Fu prima di lasciare Parigi che compose ciò che è ora conosciuto come "Petite testament" ("Piccolo testamento") o "Le Lais" ("Lascito"), opera che mostra parte della profonda amarezza e rammarico per il tempo sciupato (e che è riscontrabile anche nel suo lavoro successivo, "Le grand testament", "Il grande testamento"). In realtà , i veri guai per Villon erano ancora solo all'inizio.
Nel 1458 in base alla spiata di un complice, Guy Tabarie, viene incriminato per una rapina compiuta due anni prima nella cappella del collegio di Navarre. Villon è costretto così a darsi ancora una volta alla macchia e a trovare rifugio e protezione grazie a nobili amici che non si sa né come né dove avesse conosciuto.
Arrestato nuovamente nell'estate del 1461 per ordine del vescovo Thibault d'Aussigny a Meung-sur-Loire, per un altro furto in una chiesa, è amnistiato e rimesso in libertà il 2 ottobre dello stesso anno. Rientrato a Parigi, non fa a tempo a scrivere Il testamento che incappa ancora (1462) nelle maglie della giustizia, sempre a causa di furti e risse. Sarà torturato, processato e condannato, ma il giudizio verrà annullato il 5 gennaio del 1463. Bandito dai giudici, Villon farà da allora perdere ogni sua traccia.
La poesia di Villon
Villon ha rinnovato tanto la forma poetica del suo tempo quanto - e forse ancor maggiormente - i suoi temi. Ha cantato le donne di Parigi e quelle del tempo che fu, inclusa la Grosse Margot, ha riconosciuto il valore dell'amicizia e pregato inginocchiato davanti a Notre-Dame: acuto osservatore e profondo conoscitore della cultura e dello spirito medievale, con una sorta di controtempo ritmico e sincopato ha stravolto i valori e le regole dell'"ideal cortese" fino ad allora in uso ponendoli in burla con audaci innovazioni del linguaggio.
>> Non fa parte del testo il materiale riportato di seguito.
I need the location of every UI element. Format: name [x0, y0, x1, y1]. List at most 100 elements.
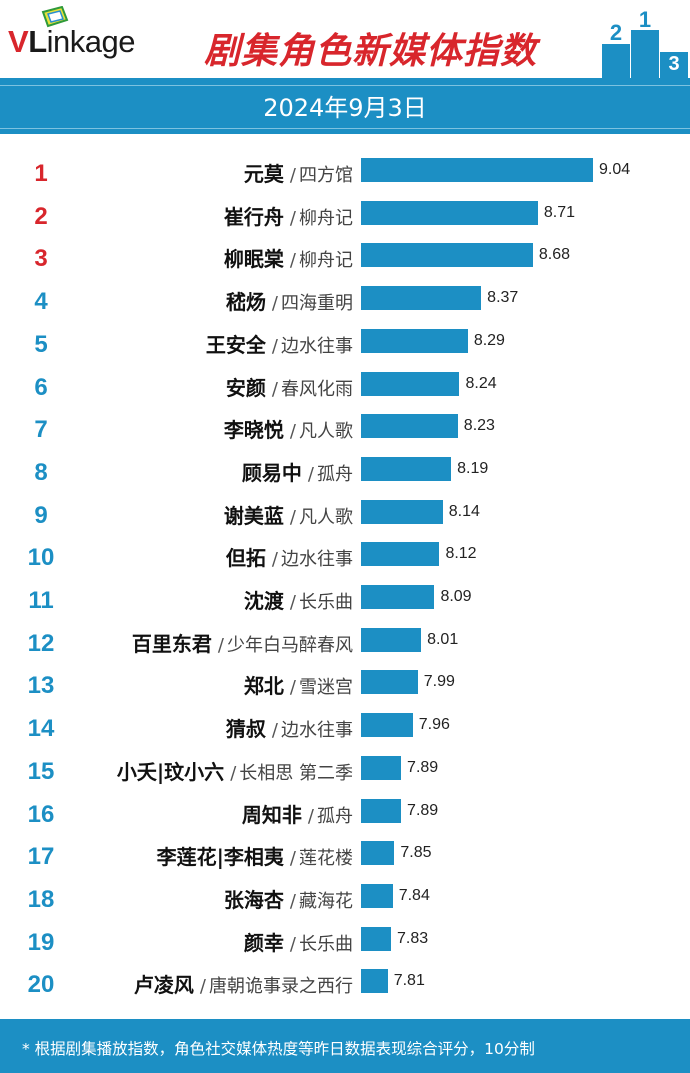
- data-label: 8.37: [487, 289, 519, 307]
- bar: [361, 243, 533, 268]
- show-title: 莲花楼: [299, 848, 353, 870]
- data-label: 7.99: [423, 673, 455, 691]
- chart-date: 2024年9月3日: [263, 94, 427, 122]
- show-title: 雪迷宫: [299, 677, 353, 699]
- date-band-frame: [0, 85, 690, 129]
- rank-number: 6: [34, 373, 48, 401]
- bar: [361, 670, 418, 695]
- rank-number: 5: [34, 330, 48, 358]
- table-row: 3 柳眠棠 / 柳舟记 8.68: [0, 235, 690, 277]
- show-title: 长相思 第二季: [239, 762, 353, 784]
- data-label: 9.04: [599, 161, 631, 178]
- podium-label-2: 2: [610, 20, 622, 45]
- data-label: 7.83: [397, 929, 429, 947]
- character-name: 顾易中: [241, 460, 302, 485]
- rank-number: 4: [34, 288, 48, 316]
- character-name: 嵇炀: [225, 290, 266, 315]
- character-name: 百里东君: [131, 631, 212, 656]
- bar-label: 元莫 / 四方馆: [244, 158, 353, 187]
- rank-number: 10: [27, 544, 55, 572]
- character-name: 但拓: [225, 546, 266, 571]
- label-separator: /: [271, 549, 278, 571]
- character-name: 卢凌风: [133, 973, 194, 998]
- table-row: 18 张海杏 / 藏海花 7.84: [0, 876, 690, 918]
- bar-label: 百里东君 / 少年白马醉春风: [132, 628, 353, 657]
- label-separator: /: [271, 378, 278, 400]
- label-separator: /: [289, 890, 296, 912]
- bar: [361, 883, 393, 908]
- rank-number: 20: [27, 971, 55, 999]
- rank-number: 19: [27, 928, 55, 956]
- label-separator: /: [271, 720, 278, 742]
- data-label: 7.96: [418, 716, 450, 734]
- character-name: 谢美蓝: [223, 503, 284, 528]
- data-label: 8.09: [440, 588, 472, 605]
- footnote: * 根据剧集播放指数，角色社交媒体热度等昨日数据表现综合评分，10分制: [22, 1040, 535, 1058]
- character-name: 元莫: [243, 162, 284, 186]
- label-separator: /: [307, 463, 314, 485]
- data-label: 8.14: [448, 502, 480, 520]
- show-title: 长乐曲: [299, 933, 353, 955]
- table-row: 8 顾易中 / 孤舟 8.19: [0, 449, 690, 491]
- table-row: 19 颜幸 / 长乐曲 7.83: [0, 919, 690, 961]
- bar-label: 卢凌风 / 唐朝诡事录之西行: [134, 969, 353, 998]
- rank-number: 11: [28, 587, 54, 614]
- data-label: 7.85: [400, 844, 432, 862]
- label-separator: /: [289, 506, 296, 528]
- show-title: 边水往事: [281, 549, 353, 571]
- rank-number: 13: [27, 672, 55, 700]
- podium-icon: 2 1 3: [602, 10, 688, 78]
- table-row: 20 卢凌风 / 唐朝诡事录之西行 7.81: [0, 961, 690, 1003]
- character-name: 张海杏: [223, 887, 284, 912]
- bar-label: 李莲花|李相夷 / 莲花楼: [157, 841, 353, 870]
- bar: [361, 328, 468, 353]
- bar: [361, 627, 422, 652]
- table-row: 14 猜叔 / 边水往事 7.96: [0, 705, 690, 747]
- show-title: 边水往事: [281, 335, 353, 357]
- footer: * 根据剧集播放指数，角色社交媒体热度等昨日数据表现综合评分，10分制: [0, 1019, 690, 1073]
- show-title: 孤舟: [317, 463, 353, 485]
- rank-number: 15: [27, 757, 55, 785]
- label-separator: /: [289, 848, 296, 870]
- table-row: 7 李晓悦 / 凡人歌 8.23: [0, 406, 690, 448]
- bar: [361, 713, 413, 738]
- table-row: 2 崔行舟 / 柳舟记 8.71: [0, 193, 690, 235]
- bar-label: 李晓悦 / 凡人歌: [224, 414, 353, 443]
- bar: [361, 542, 440, 567]
- table-row: 10 但拓 / 边水往事 8.12: [0, 534, 690, 576]
- show-title: 长乐曲: [299, 592, 353, 613]
- label-separator: /: [289, 207, 296, 229]
- bar-label: 猜叔 / 边水往事: [226, 713, 353, 742]
- character-name: 郑北: [243, 674, 284, 699]
- bar-label: 周知非 / 孤舟: [242, 799, 353, 828]
- bar-label: 安颜 / 春风化雨: [226, 372, 353, 401]
- show-title: 四方馆: [299, 165, 353, 186]
- bar-label: 张海杏 / 藏海花: [224, 884, 353, 913]
- character-name: 沈渡: [243, 589, 284, 613]
- header: VLinkage 剧集角色新媒体指数 2 1 3: [0, 0, 690, 78]
- label-separator: /: [289, 677, 296, 699]
- table-row: 13 郑北 / 雪迷宫 7.99: [0, 662, 690, 704]
- label-separator: /: [271, 335, 278, 357]
- bar: [361, 414, 458, 439]
- bar-label: 小夭|玟小六 / 长相思 第二季: [117, 756, 353, 785]
- rank-number: 12: [27, 629, 55, 657]
- table-row: 16 周知非 / 孤舟 7.89: [0, 791, 690, 833]
- bar-label: 沈渡 / 长乐曲: [244, 585, 353, 614]
- character-name: 周知非: [241, 802, 302, 827]
- show-title: 柳舟记: [299, 207, 353, 229]
- character-name: 李晓悦: [223, 418, 284, 443]
- show-title: 边水往事: [281, 720, 353, 742]
- page-title: 剧集角色新媒体指数: [204, 31, 538, 72]
- podium-label-1: 1: [639, 10, 651, 32]
- show-title: 凡人歌: [299, 421, 353, 443]
- bar: [361, 755, 402, 780]
- bar: [361, 841, 395, 866]
- brand-logo: VLinkage: [8, 24, 135, 59]
- label-separator: /: [289, 250, 296, 272]
- data-label: 8.01: [427, 630, 459, 648]
- bar: [361, 499, 443, 524]
- show-title: 少年白马醉春风: [227, 634, 353, 656]
- rank-number: 17: [27, 843, 55, 871]
- table-row: 15 小夭|玟小六 / 长相思 第二季 7.89: [0, 748, 690, 790]
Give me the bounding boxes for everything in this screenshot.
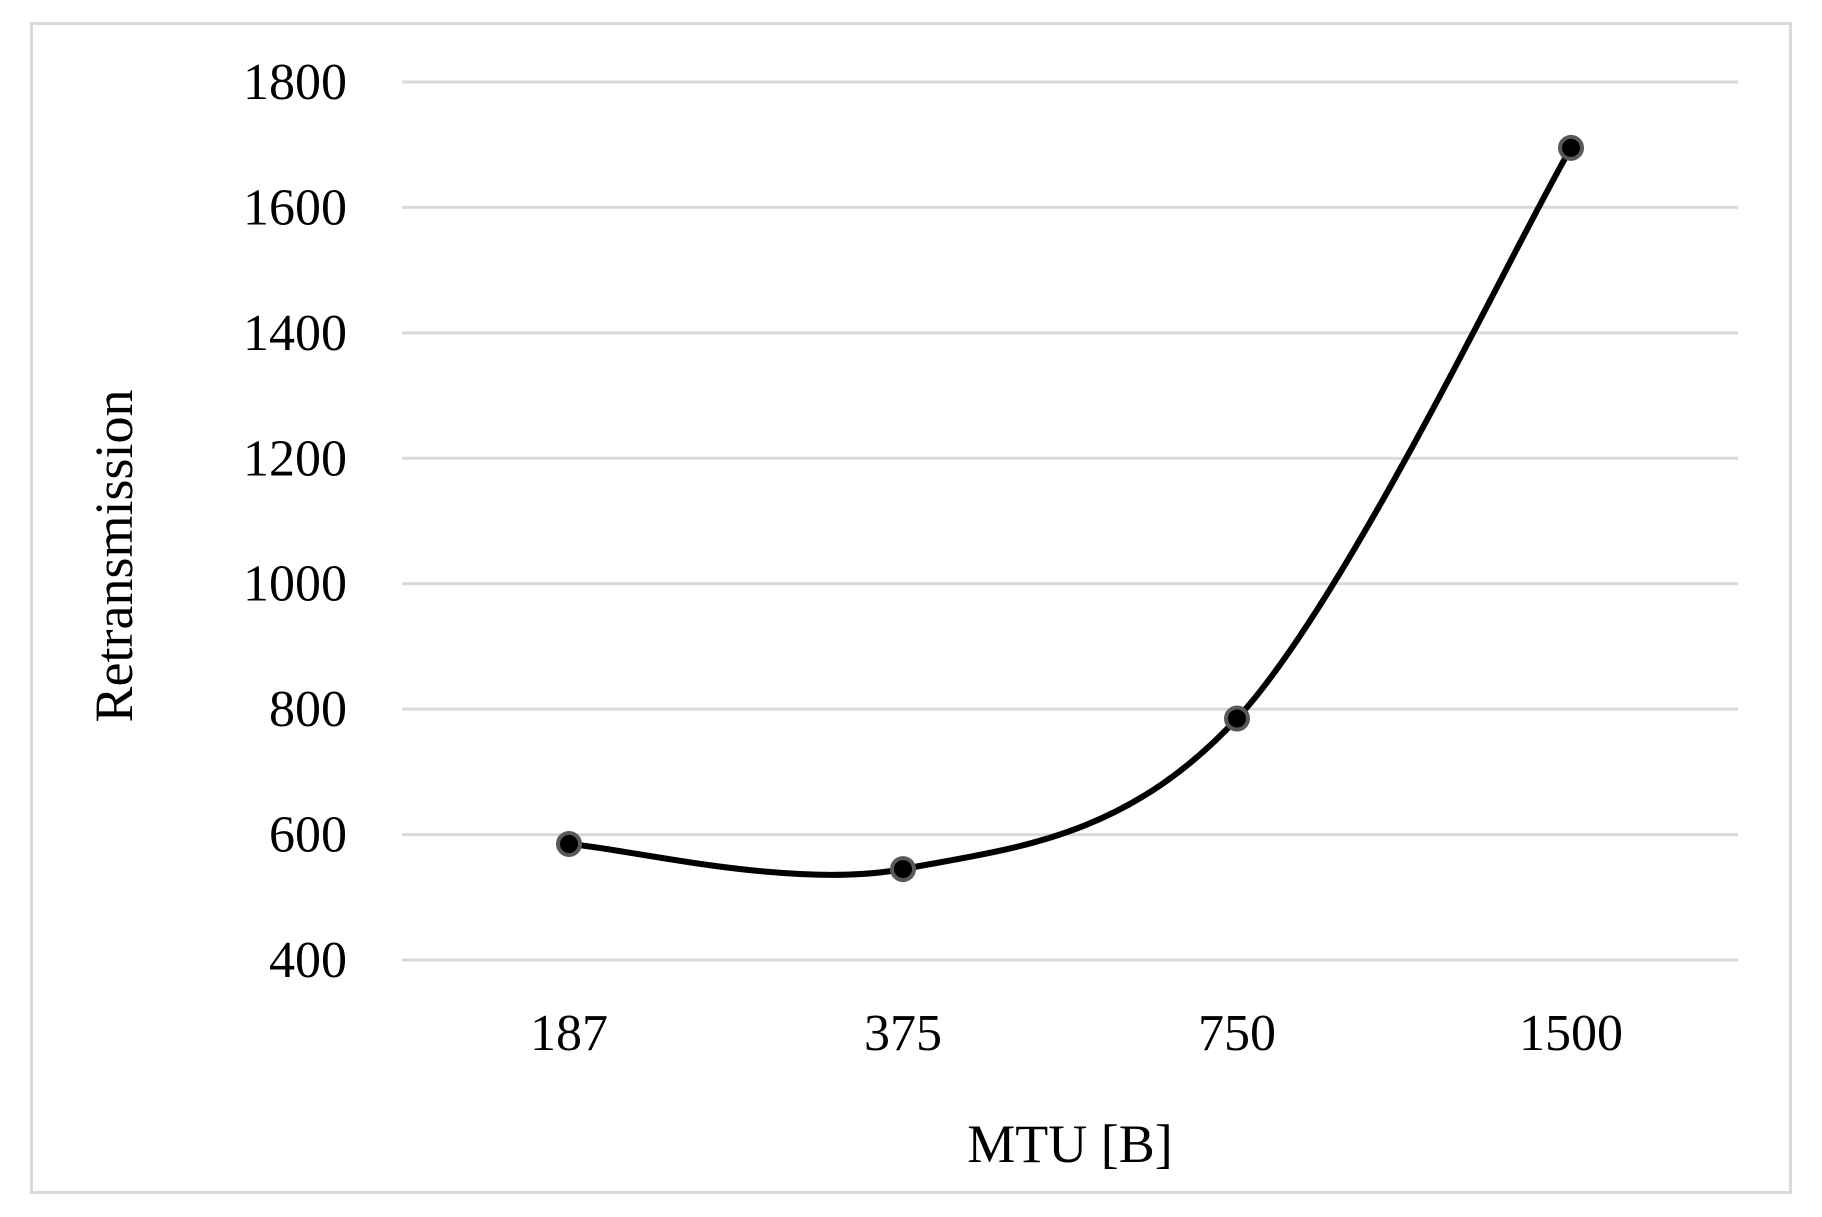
x-tick-label: 187 xyxy=(530,1005,608,1062)
y-tick-label: 1600 xyxy=(243,179,347,236)
x-tick-label: 750 xyxy=(1198,1005,1276,1062)
grid-lines xyxy=(402,80,1738,962)
data-point xyxy=(556,830,582,857)
y-tick-labels: 400 600 800 1000 1200 1400 1600 1800 xyxy=(243,54,347,989)
x-axis-title: MTU [B] xyxy=(967,1114,1172,1174)
y-tick-label: 1000 xyxy=(243,556,347,613)
y-tick-label: 800 xyxy=(269,681,347,738)
data-point xyxy=(890,856,916,883)
y-tick-label: 1400 xyxy=(243,305,347,362)
x-tick-label: 375 xyxy=(864,1005,942,1062)
series-group xyxy=(556,134,1584,883)
y-tick-label: 1800 xyxy=(243,54,347,111)
y-tick-label: 1200 xyxy=(243,430,347,487)
data-point xyxy=(1224,705,1250,732)
series-line xyxy=(566,144,1574,878)
y-tick-label: 600 xyxy=(269,807,347,864)
y-axis-title: Retransmission xyxy=(84,390,144,723)
x-tick-labels: 187 375 750 1500 xyxy=(530,1005,1623,1062)
data-point xyxy=(1558,134,1584,161)
x-tick-label: 1500 xyxy=(1519,1005,1623,1062)
y-tick-label: 400 xyxy=(269,932,347,989)
chart-frame xyxy=(30,22,1792,1194)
Nonostante la parvenza baldanzosa e il suo fare scanzonato, i suoi versi sono spesso contrassegnati da tristezza e rimpianto: Il grande testamento, si è detto, è considerato il suo capolavoro e completa il "Lascito" (o "Piccolo testamento"). Nel "Grande testamento", lungo poema iniziato a scrivere nel 1462 in forma autobiografica in duemilaventitré versi suddivisi in centottantasei stanze alternate a tre rondeaux e sedici ballate - traspare l'angoscia per la morte che Villon sente prossima dopo la condanna che gli è stata sentenziata contro; con singolare quanto suggestiva ambiguità , il poeta ricorre ad misto di riflessioni esistenziali, invettive e fervori religiosi, usando accenti sinceramente patetici e assolutamente innovativi per l'epoca.